Two particles oscillate in simple harmonic motion along a common straight-line segment of length 1.0 m. Each particle has a period of 1.5 s, but they differ in phase by π/6 rad.

(a) How far apart are they 0.45 s after the lagging particle leaves one end of the path?

(b) Are they then moving in the same direction, toward each other, or away from each other?

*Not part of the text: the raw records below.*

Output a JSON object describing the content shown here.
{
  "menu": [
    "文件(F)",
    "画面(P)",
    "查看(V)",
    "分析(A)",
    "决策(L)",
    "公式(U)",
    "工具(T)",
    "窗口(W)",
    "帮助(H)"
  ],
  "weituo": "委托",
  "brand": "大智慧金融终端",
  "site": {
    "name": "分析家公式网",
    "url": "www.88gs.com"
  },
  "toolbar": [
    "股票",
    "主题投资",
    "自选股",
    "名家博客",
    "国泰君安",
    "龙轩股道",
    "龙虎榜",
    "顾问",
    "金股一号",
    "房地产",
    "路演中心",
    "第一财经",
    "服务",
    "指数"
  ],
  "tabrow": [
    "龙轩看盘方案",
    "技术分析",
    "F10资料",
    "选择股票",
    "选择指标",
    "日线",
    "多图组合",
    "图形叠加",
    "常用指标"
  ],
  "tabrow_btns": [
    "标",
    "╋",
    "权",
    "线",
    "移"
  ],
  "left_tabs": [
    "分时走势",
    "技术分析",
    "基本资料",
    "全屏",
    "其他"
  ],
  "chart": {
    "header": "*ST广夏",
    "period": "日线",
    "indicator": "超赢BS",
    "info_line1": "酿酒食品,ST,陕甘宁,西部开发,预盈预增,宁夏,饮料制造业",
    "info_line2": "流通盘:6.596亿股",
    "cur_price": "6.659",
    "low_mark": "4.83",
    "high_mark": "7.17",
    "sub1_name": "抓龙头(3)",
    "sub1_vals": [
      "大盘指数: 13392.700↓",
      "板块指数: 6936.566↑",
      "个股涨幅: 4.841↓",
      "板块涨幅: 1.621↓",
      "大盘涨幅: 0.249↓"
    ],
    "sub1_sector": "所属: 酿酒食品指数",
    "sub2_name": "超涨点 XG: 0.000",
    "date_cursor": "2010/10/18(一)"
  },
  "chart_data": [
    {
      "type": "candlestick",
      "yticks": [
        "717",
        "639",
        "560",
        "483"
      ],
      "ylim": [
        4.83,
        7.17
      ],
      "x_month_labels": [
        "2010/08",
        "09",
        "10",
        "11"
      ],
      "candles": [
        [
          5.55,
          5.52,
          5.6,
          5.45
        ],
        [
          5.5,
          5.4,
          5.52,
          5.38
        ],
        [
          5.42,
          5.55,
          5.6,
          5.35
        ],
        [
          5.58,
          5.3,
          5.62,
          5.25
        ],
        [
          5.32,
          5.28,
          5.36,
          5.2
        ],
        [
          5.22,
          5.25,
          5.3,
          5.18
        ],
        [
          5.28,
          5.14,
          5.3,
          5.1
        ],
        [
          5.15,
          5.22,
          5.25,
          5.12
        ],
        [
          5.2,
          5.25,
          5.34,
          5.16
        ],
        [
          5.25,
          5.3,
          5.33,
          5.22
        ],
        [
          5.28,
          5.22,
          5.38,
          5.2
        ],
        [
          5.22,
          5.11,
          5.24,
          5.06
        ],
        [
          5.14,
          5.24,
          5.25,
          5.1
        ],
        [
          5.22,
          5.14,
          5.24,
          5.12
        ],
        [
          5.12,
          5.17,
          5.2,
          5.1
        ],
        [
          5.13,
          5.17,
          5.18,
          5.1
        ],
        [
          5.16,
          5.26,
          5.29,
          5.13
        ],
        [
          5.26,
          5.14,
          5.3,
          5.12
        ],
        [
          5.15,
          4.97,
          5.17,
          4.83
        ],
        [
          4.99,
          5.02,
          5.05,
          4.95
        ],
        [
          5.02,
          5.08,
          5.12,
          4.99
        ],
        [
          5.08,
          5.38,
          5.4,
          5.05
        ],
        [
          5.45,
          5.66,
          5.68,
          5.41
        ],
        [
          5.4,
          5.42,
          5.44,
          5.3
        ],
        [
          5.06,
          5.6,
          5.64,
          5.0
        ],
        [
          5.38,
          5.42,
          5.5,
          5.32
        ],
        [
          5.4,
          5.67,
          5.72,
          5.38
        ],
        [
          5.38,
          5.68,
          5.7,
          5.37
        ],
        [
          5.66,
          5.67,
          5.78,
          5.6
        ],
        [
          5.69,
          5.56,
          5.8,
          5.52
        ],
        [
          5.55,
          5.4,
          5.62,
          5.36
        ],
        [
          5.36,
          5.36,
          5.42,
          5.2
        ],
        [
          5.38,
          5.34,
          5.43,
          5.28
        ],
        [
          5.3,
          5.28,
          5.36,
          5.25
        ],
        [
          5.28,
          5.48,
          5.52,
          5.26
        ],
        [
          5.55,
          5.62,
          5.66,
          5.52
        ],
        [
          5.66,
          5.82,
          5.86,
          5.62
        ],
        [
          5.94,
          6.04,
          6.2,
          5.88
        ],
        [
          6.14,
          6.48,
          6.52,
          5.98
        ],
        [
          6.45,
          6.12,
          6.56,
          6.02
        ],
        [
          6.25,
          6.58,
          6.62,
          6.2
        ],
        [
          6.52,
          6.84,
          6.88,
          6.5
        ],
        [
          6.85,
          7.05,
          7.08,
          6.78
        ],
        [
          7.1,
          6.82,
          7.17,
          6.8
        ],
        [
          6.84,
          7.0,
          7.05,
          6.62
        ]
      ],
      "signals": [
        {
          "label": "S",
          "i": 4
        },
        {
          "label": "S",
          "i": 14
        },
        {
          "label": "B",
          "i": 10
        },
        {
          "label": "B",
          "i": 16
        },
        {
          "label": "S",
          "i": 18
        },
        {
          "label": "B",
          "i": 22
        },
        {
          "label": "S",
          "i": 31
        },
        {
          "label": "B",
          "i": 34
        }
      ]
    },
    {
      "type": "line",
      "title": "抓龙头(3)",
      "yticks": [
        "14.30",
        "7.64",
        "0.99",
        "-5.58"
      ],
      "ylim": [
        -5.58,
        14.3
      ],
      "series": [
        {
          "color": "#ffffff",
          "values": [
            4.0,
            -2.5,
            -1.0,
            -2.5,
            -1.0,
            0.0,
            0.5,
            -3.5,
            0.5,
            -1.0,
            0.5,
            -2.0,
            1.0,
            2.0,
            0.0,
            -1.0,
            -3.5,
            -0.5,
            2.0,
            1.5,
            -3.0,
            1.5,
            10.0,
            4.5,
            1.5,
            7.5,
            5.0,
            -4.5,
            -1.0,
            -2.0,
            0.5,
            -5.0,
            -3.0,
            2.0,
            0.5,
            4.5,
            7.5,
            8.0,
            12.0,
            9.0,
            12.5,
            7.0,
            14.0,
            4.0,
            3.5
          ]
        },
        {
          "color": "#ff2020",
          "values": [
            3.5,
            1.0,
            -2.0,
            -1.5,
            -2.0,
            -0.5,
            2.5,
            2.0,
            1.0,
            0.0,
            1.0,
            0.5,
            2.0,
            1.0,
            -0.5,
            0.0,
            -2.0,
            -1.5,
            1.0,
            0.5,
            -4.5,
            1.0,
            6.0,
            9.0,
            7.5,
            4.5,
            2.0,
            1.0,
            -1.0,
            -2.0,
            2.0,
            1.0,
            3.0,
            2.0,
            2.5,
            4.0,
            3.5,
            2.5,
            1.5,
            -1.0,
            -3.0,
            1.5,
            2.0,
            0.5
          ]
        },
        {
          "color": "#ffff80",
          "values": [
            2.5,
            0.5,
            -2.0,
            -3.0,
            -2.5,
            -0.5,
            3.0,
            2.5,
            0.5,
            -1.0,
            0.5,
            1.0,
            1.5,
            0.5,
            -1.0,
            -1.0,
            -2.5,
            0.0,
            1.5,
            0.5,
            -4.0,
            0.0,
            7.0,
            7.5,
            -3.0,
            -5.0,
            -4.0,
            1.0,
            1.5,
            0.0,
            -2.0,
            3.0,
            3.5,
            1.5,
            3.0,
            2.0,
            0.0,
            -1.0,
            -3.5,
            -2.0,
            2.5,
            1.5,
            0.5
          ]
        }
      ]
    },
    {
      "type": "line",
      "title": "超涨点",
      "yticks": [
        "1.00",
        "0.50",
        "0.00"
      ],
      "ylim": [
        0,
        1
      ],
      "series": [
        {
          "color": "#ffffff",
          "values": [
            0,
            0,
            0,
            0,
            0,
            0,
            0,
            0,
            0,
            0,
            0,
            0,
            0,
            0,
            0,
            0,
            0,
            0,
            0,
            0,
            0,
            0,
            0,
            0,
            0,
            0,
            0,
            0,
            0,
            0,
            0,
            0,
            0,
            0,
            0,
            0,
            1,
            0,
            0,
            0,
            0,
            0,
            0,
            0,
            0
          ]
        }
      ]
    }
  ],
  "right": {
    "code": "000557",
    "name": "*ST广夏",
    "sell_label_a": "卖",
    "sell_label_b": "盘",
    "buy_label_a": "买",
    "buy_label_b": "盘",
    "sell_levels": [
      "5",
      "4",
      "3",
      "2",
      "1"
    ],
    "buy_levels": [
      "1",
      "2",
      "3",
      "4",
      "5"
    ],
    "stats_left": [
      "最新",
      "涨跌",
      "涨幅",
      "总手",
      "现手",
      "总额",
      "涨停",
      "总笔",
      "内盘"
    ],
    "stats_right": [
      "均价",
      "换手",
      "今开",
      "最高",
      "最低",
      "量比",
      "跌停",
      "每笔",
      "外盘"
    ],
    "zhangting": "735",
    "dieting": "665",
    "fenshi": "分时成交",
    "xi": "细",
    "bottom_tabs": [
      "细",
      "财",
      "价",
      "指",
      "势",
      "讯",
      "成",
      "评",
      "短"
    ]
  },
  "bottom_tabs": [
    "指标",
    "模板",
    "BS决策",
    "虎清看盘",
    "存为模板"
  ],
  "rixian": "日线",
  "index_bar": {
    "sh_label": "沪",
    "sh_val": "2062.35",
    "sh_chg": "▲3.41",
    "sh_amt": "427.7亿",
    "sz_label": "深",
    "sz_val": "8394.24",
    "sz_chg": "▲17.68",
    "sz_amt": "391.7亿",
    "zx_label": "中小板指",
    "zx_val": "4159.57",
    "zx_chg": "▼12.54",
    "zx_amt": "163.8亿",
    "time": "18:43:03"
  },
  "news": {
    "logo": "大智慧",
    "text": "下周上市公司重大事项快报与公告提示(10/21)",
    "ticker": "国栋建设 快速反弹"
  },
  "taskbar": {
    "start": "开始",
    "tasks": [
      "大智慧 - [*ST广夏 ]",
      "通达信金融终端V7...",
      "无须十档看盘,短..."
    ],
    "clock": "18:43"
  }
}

a) the particles are 0.217 m apart

b) the particles are moving in the same direction.

Explanation:

a) The amplitude of the oscillations is A/2 and the period of each particle is

T = 1.5 s however, they differ by a phase of π/6 rad. Let the phase of the first particle be zero so that the phase of the second particle is π/6. So we can write the coordinates of each of the particles as,

x₁ = A/2 cos (ωt)

x₂ = A/2 cos (ωt + π/6)

we can write the angular frequency ω, as

ω = 2π / T

so,

x₁ = A/2 cos (2π / T)

x₂ = A/2 cos (2π / T + π/6)

Thus, the coordinates of the particles at t = 0.45 s are,

x₁ = A/2 cos ((2π * 0.45) / 1.5)) = - 0.155 A

x₂ = A/2 cos ((2π * 0.45) / 1.5) + π/6) = - 0.372 A

Their separation at that time is, therefore,

Δx = x₁ - x₂

= - 0.155 A + 0.372 A

= 0.217 A

since A = 1 m

Thus,

Δx = 0.217 m

b) In order to find their directions, we must take the derivatives at t = 0.45 s.

Therefore,

v₁ = dx₁ / dt

= (-πA / T) sin (2πt / T)

= - (π (1) / 1.5) sin (2π (0.45) / 1.5)

= - 1.99

and,

v₂ = dx₂ / dt

= (-πA / T) sin ((2πt / T) + π/6)

= - (π (1) / 1.5) sin ((2π (0.45) / 1.5) + π/6)

= - 1.40

Since both v₁ and v₂ are negative, this shows that the particles are moving in the same direction.